Tajikistan plans to increase electricity supplies to neighbouring countries, particularly Afghanistan, by building high-voltage power lines. This project underlines the Tajik Government’s plan to transform the country into an energetic hub in a strategic region such as Central Asia.
As local sources reported on the Tajik energy sector, in 2021 the beginning of the construction of a 500-kilovolt transmission line from the Rogun Hydropower Plant to the Sangtuda converter substation will increase the possibilities of exporting electricity.
Currently, the post-Soviet republic of Tajikistan has 13 power transmission lines of various voltages with neighbouring countries with a total capacity of 4,570 MegaWatt (3,500 MegaWatt between Tajikistan and Uzbekistan, 500 MegaWatt between Tajikistan and Kyrgyzstan, and 570 MegaWatt between Tajikistan and Afghanistan).
Last year, the country produced more than 19.7 billion kWh of electricity, which is 4.3% less than in the same period of 2019. In term of energy supplies to neighbouring countries, Tajikistan earned more than 56.4 million dollars even though the number of electricity exports decreased by more than 39.4%.
On the one hand, official data didn’t report the volume of electricity supplies to neighbouring countries. On the other hand, public institutions and local media highlighted the fact that electricity was supplied to Uzbekistan, Afghanistan and Kyrgyzstan.
Among the Tajik targets in the energy exports, there is the near Afghanistan which in the previous years has received about 1.2-1.3 billion kWh thanks to the 220 kV Sangtuda-1 – Puli Khumri transmission power line and the 110 kV Geran-Kunduz power line.

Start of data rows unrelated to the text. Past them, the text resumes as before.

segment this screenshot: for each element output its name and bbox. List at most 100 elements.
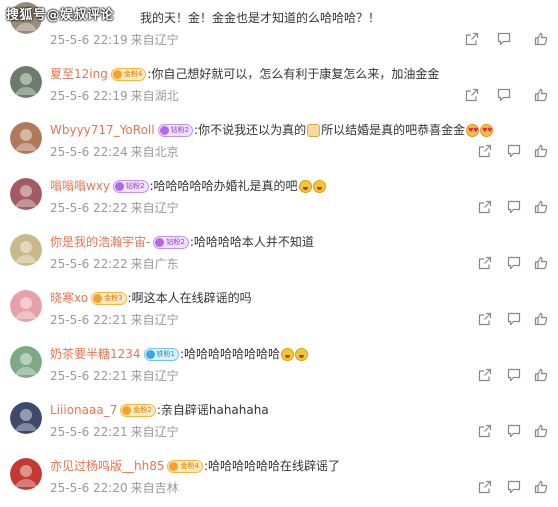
fan-badge[interactable]: 金粉4 (110, 67, 147, 81)
avatar[interactable] (10, 346, 42, 378)
share-button[interactable] (478, 144, 492, 158)
comment-button[interactable] (507, 312, 521, 326)
avatar[interactable] (10, 66, 42, 98)
comment-meta: 25-5-6 22:21 来自辽宁 (50, 425, 179, 439)
like-button[interactable] (534, 368, 548, 382)
comment-meta: 25-5-6 22:19 来自湖北 (50, 89, 179, 103)
comment-meta: 25-5-6 22:24 来自北京 (50, 145, 179, 159)
username-link[interactable]: 嗡嗡嗡wxy (50, 178, 110, 194)
comment-button[interactable] (507, 480, 521, 494)
like-button[interactable] (534, 256, 548, 270)
share-button[interactable] (478, 480, 492, 494)
comment-line: Wbyyy717_YoRoll 钻粉2:你不说我还以为真的 所以结婚是真的吧恭喜金金 (50, 122, 494, 139)
love-emoji-icon (466, 123, 480, 139)
comment-timestamp: 25-5-6 22:24 (50, 145, 128, 159)
fan-badge[interactable]: 钻粉2 (157, 123, 194, 137)
share-icon (478, 200, 492, 214)
comment-icon (497, 88, 511, 102)
share-button[interactable] (478, 312, 492, 326)
comment-timestamp: 25-5-6 22:21 (50, 369, 128, 383)
share-button[interactable] (478, 368, 492, 382)
username-link[interactable]: 亦见过杨鸣版__hh85 (50, 458, 164, 474)
comment-text: :啊这本人在线辟谣的吗 (127, 291, 252, 305)
comment-button[interactable] (497, 88, 511, 102)
username-link[interactable]: 奶茶要半糖1234 (50, 346, 141, 362)
comment-meta: 25-5-6 22:19 来自辽宁 (50, 33, 179, 47)
cake-emoji-icon (307, 123, 321, 137)
comment-icon (497, 32, 511, 46)
avatar[interactable] (10, 458, 42, 490)
fan-badge[interactable]: 金粉4 (167, 459, 203, 473)
share-button[interactable] (478, 200, 492, 214)
love-emoji-icon (480, 123, 494, 139)
fan-badge[interactable]: 钻粉2 (113, 179, 149, 193)
comment-location: 来自吉林 (130, 481, 179, 495)
laugh-emoji-icon (298, 179, 312, 193)
fan-badge-icon (145, 349, 155, 359)
comment-button[interactable] (507, 256, 521, 270)
username-link[interactable]: 夏至12ing (50, 66, 108, 82)
fan-badge-icon (169, 461, 179, 471)
avatar[interactable] (10, 290, 42, 322)
comment-line: Liiionaaa_7 金粉2:亲自辟谣hahahaha (50, 402, 269, 418)
like-button[interactable] (534, 144, 548, 158)
like-icon (534, 200, 548, 214)
fan-badge-label: 金粉4 (123, 69, 143, 78)
fan-badge-icon (159, 125, 169, 135)
like-button[interactable] (534, 312, 548, 326)
comment-timestamp: 25-5-6 22:21 (50, 425, 128, 439)
comment-location: 来自辽宁 (130, 425, 179, 439)
comment-meta: 25-5-6 22:22 来自广东 (50, 257, 179, 271)
like-button[interactable] (534, 480, 548, 494)
fan-badge[interactable]: 钻粉2 (153, 235, 189, 249)
avatar[interactable] (10, 122, 42, 154)
laugh-emoji-icon (312, 179, 326, 193)
comment-line: 晓寒xo 金粉3 :啊这本人在线辟谣的吗 (50, 290, 252, 306)
like-button[interactable] (534, 32, 548, 46)
fan-badge-icon (93, 293, 103, 303)
username-link[interactable]: Liiionaaa_7 (50, 402, 117, 418)
fan-badge[interactable]: 金粉2 (120, 403, 156, 417)
comment-button[interactable] (507, 424, 521, 438)
comment-icon (507, 200, 521, 214)
fan-badge[interactable]: 金粉3 (91, 291, 127, 305)
share-button[interactable] (465, 88, 479, 102)
comment-item: 嗡嗡嗡wxy 钻粉2:哈哈哈哈哈办婚礼是真的吧 25-5-6 22:22 来自辽宁 (0, 168, 558, 224)
like-button[interactable] (534, 88, 548, 102)
laugh-emoji-icon (295, 347, 309, 361)
avatar[interactable] (10, 402, 42, 434)
fan-badge[interactable]: 铁粉1 (143, 347, 180, 361)
comment-button[interactable] (507, 368, 521, 382)
comment-text-cont: 所以结婚是真的吧恭喜金金 (321, 123, 466, 137)
share-icon (478, 480, 492, 494)
comment-timestamp: 25-5-6 22:19 (50, 89, 128, 103)
comment-button[interactable] (497, 32, 511, 46)
comment-item: Liiionaaa_7 金粉2:亲自辟谣hahahaha 25-5-6 22:21 来… (0, 392, 558, 448)
comment-timestamp: 25-5-6 22:20 (50, 481, 128, 495)
comment-text: :哈哈哈哈哈哈哈哈 (180, 347, 281, 361)
comment-icon (507, 312, 521, 326)
share-icon (465, 88, 479, 102)
share-icon (478, 424, 492, 438)
comment-item: 亦见过杨鸣版__hh85 金粉4:哈哈哈哈哈哈在线辟谣了 25-5-6 22:20 来… (0, 448, 558, 504)
share-button[interactable] (478, 424, 492, 438)
username-link[interactable]: Wbyyy717_YoRoll (50, 122, 155, 138)
share-button[interactable] (478, 256, 492, 270)
fan-badge-label: 金粉3 (104, 293, 123, 302)
comment-location: 来自广东 (130, 257, 179, 271)
comment-text: :哈哈哈哈本人并不知道 (189, 235, 314, 249)
comment-button[interactable] (507, 200, 521, 214)
comment-button[interactable] (507, 144, 521, 158)
comment-location: 来自北京 (130, 145, 179, 159)
avatar[interactable] (10, 234, 42, 266)
username-link[interactable]: 你是我的浩瀚宇宙- (50, 234, 150, 250)
like-button[interactable] (534, 200, 548, 214)
fan-badge-label: 钻粉2 (170, 125, 190, 134)
username-link[interactable]: 晓寒xo (50, 290, 88, 306)
comment-meta: 25-5-6 22:20 来自吉林 (50, 481, 179, 495)
comment-timestamp: 25-5-6 22:22 (50, 201, 128, 215)
share-button[interactable] (465, 32, 479, 46)
like-button[interactable] (534, 424, 548, 438)
like-icon (534, 88, 548, 102)
avatar[interactable] (10, 178, 42, 210)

Why this matters? Because according to the Central Asia-South Asia Power Project, commonly known as CASA-1000, Tajikistan and Kyrgyzstan will export their surplus hydroelectricity to Afghanistan and Pakistan. CASA-1000 is a 1.16 billion dollars project (it is expected to be completed in 2023) which might change the regional geopolitical balance. In fact, thanks to the energy exports revenues, Tajikistan (and Kyrgyzstan) will be able to support the national socio-economic development and become less dependent from foreign aids. Being the Central Asian republic with the highest potentiality in hydroelectric power generation, if the Tajik Government will attract the necessary amount of investments for the development of its energy sector, the country might become a significant energy hub and geopolitical actor in Central Asia.